Vaccine disparities continue in America’s vulnerable communities
The slow return to normalcy is made possible by vaccines, and those who choose to take them. But there is a segment of the US population that is not getting vaccinated as quickly, and it’s not all by choice.
Socially vulnerable counties in America are experiencing lower vaccination rates, according to CDC data published Friday.
A CNN analysis of the federal data found counties that are lagging behind the overall Covid-19 vaccination rate tend to be poorer and less educated, with less access to computers and the internet.

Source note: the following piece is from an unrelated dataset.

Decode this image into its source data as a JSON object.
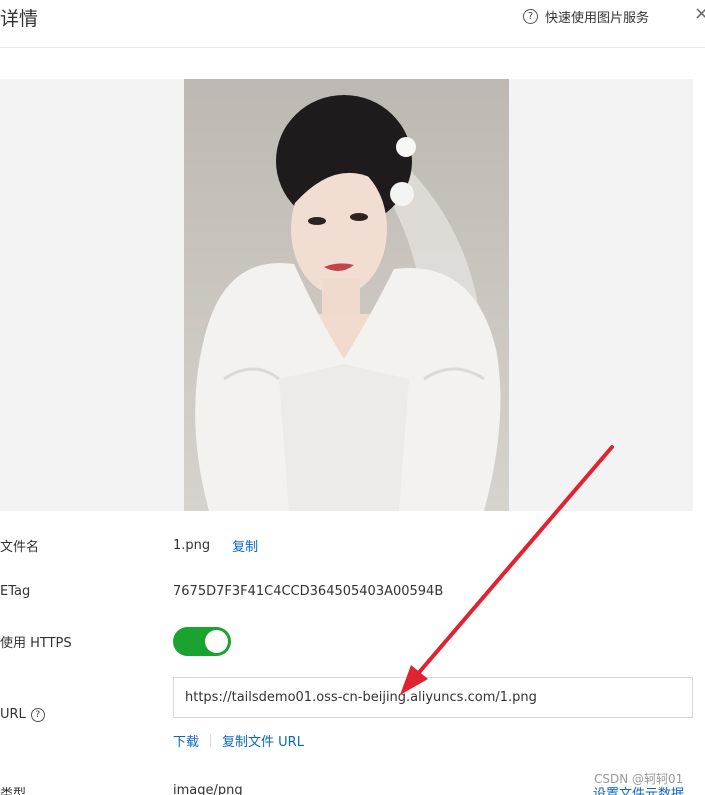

This digital and economic divide contributes to disparities in health care access generally, experts say, and access to Covid-19 vaccines is no exception.
“With too many things in health, we focus on the individual behavior without looking at the systems that either make it easy or not for someone to practice that healthy behavior,” Dr. Richard Besser, president and chief executive officer of the Robert Wood Johnson Foundation, told CNN.
The CDC used a social vulnerability index, which assesses counties based on 15 factors in four categories: socioeconomic status, household composition, race and ethnicity, and housing type and transportation. More vulnerable counties have been disproportionately affected by the Covid-19 pandemic, but those same communities have also lagged in vaccination rates.
“Health behaviors (like getting a Covid-19 vaccine) are, in part, a personal choice,” Besser said. “But one of the things that’s often said is that the choices we make depend on the choices that we have. For someone who doesn’t have internet access, there’s not much choice there in being able to go online and schedule your appointment.”
Another health crisis?
As the nation inches toward the possible end of the pandemic, another health crisis looms.
It’s time to address the loneliness epidemic, US Surgeon General Dr. Vivek Murthy said Friday.
“At the heart of all of this is a bigger, deeper question that we have an opportunity to address right now — which affects our mental health … which is a question of what kind of society do we want to design after this pandemic ends?” Murthy said during a federal health meeting.
Loneliness can lead to anxiety and depression as well as sleep disturbances, dementia and shorter lifespans, Murthy said.
Not to mention the toll that racism and xenophobia can have on one’s mental health, chipping away at people’s self-worth and making “them feel like outsiders,” he said.
“It contributes to a sense of isolation,” Murthy noted.